Stopping By

Stopping by with Randy Kennedy

Randy Kennedy author photo

Randy Kennedy is a writer, editor, and curator. He was on the staff of The New York Times for 25 years, more than half of that time writing about the art world. His first novel, Presidio, was published by Simon & Schuster in 2018. Since 2017 he has served as director of special projects for the gallery Hauser & Wirth and as editor-in-chief of the gallery's magazine, Ursula.


What is the last thing you watched that moved you?

I have a minor obsession with the 1973 television broadcast showing Secretariat winning the Belmont Stakes. Whenever I’m depressed, I watch it and it makes me weepy because it’s so beautiful and then I feel better. Secretariat seemed to be running that day simply for the joy of running. He’s so far ahead at the finish, the rest of the horses might as well be in a different race, in a different city. It’s two minutes and twenty-four seconds of distilled natural grandeur.

What is a book that changed or greatly influenced your life?

When I was thirteen or fourteen I stayed up one night, camped out on the floor in a hallway near a heater, and read Waiting for Godot. An English teacher had urged it on me. It was the first piece of writing that took me fully out of myself. I was an avid reader, mostly of science fiction, but up to that point, I had no idea what language could do. I still have the Grove Press paperback copy the teacher gave me. And I can still remember the smell of the paper that night, those skeletal sentences, the gallows humor I didn’t understand but registered in my gut. Much later, I came across something Beckett told an interviewer, a sentiment that has had a big influence on my writing: “…if you really get down to the disaster, the slightest eloquence becomes unbearable.”

What is your first memory of poetry?

The first poem I remember vividly is Larkin’s “Church Going.” I was at a small college in West Texas. I’d come from a small town, engulfed, as Naipaul once put it, in “a cloud of unknowing,” more like an entire weather system of unknowing. I was a pretty devout Baptist at the time. Larkin’s poem—about walking into an empty church and wondering what will become of such ornate buildings after religious belief ebbs away—outraged me. I couldn’t stop thinking about it. The beauty of the lines was particularly galling given their apostasy. It remains one of my favorites by Larkin; I keep returning to the passage in which he imbibes the church’s “tense, musty, unignorable silence, brewed God knows how long” and says: “Hatless, I take off my cycle clips in awkward reverence….”

How has this last year changed you, and what is something that happened/you experienced/you learned, that you will take with you into a post-pandemic world?

I’m a fairly solitary person.
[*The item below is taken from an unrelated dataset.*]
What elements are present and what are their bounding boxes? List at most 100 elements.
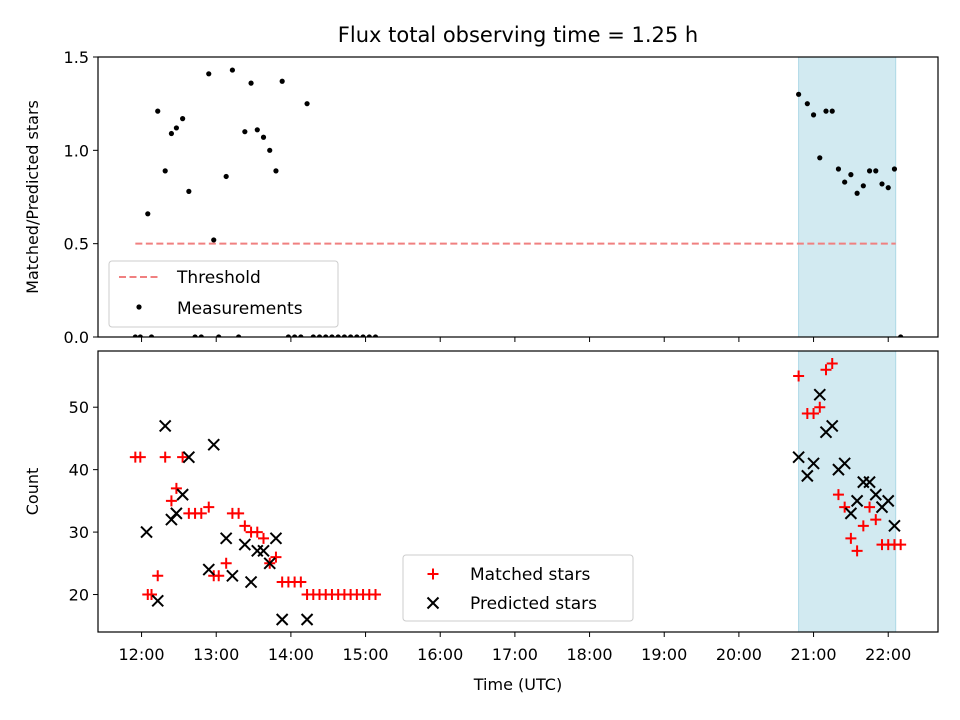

The pandemic showed me that I need to be with people—in rooms, offices, restaurants, bars, streets, even subway cars—more than I ever knew I did. Digital humanity is a hellscape.

Who or what is your greatest creative influence?

At the risk of copping out, I guess I’d say the things I’ve read that I’ve loved deeply. I’m one of those people for whom certain combinations of words arranged in exactly the right way makes life worth living—and there are passages in Denis Johnson, Roberto Bolaño, Herman Melville, Clarice Lispector, Franz Kafka, Fernando Pessoa, Thomas Bernhard and a few others that approach that kind of perfection for me. Whether we want to admit it or not, every last comma counts.

If you were to choose one poem or text to inscribe in a public place right now, what would that be? And where would you place it?

I’ve always loved the primeval spookiness of the Middle English “earth upon earth” verses, by the hallowed Anonymous. I’d put this translation—“Earth took of earth earth with woe / Earth other earth to the earth drew / Earth laid earth in an earthen trough / Then had earth of earth, earth enough”—on a huge plaque in the middle of Times Square, as a vanitas to confound tourists.

What do you see as the role of art in public life at this moment in time?

As the above suggests, I think art in public life should be difficult to make immediate sense of, something in the increasingly corporate built environment and culture that stops you or at least startles your senses and your brain. Lawrence Weiner said the role of the artist was to be perplexed in public. At its best art should perplex, even irritate, trouble the waters of coherence. The artist Richard Nonas offered my favorite formulation of this attitude: “I don’t want answers from art. I want more questions. What interests me is uncertainty…almost-clarity about not-quite-confusion.”

What do you want people to take away from your work?

A palpable sense of temporarily inhabiting the consciousness of another person. And later, I hope, some idea of what it feels like to be alive right now. For me, both of these always seem to be bound up with the working class, in which I was raised.

Are you working on anything right now that you can tell us about?

I’m working on a second novel very loosely based on the life of the artist Martín Ramírez and also on the lives of Robert Walser and Adolf Wölfli, set in a mental hospital in the Sacramento Valley in the 1940s and 1950s.

What are you hopeful for?

I’m hopeful that the United States can eradicate the cancer that guns now represent in our society. And I hope that we still have to power to do something to keep the planet habitable for those who come after us.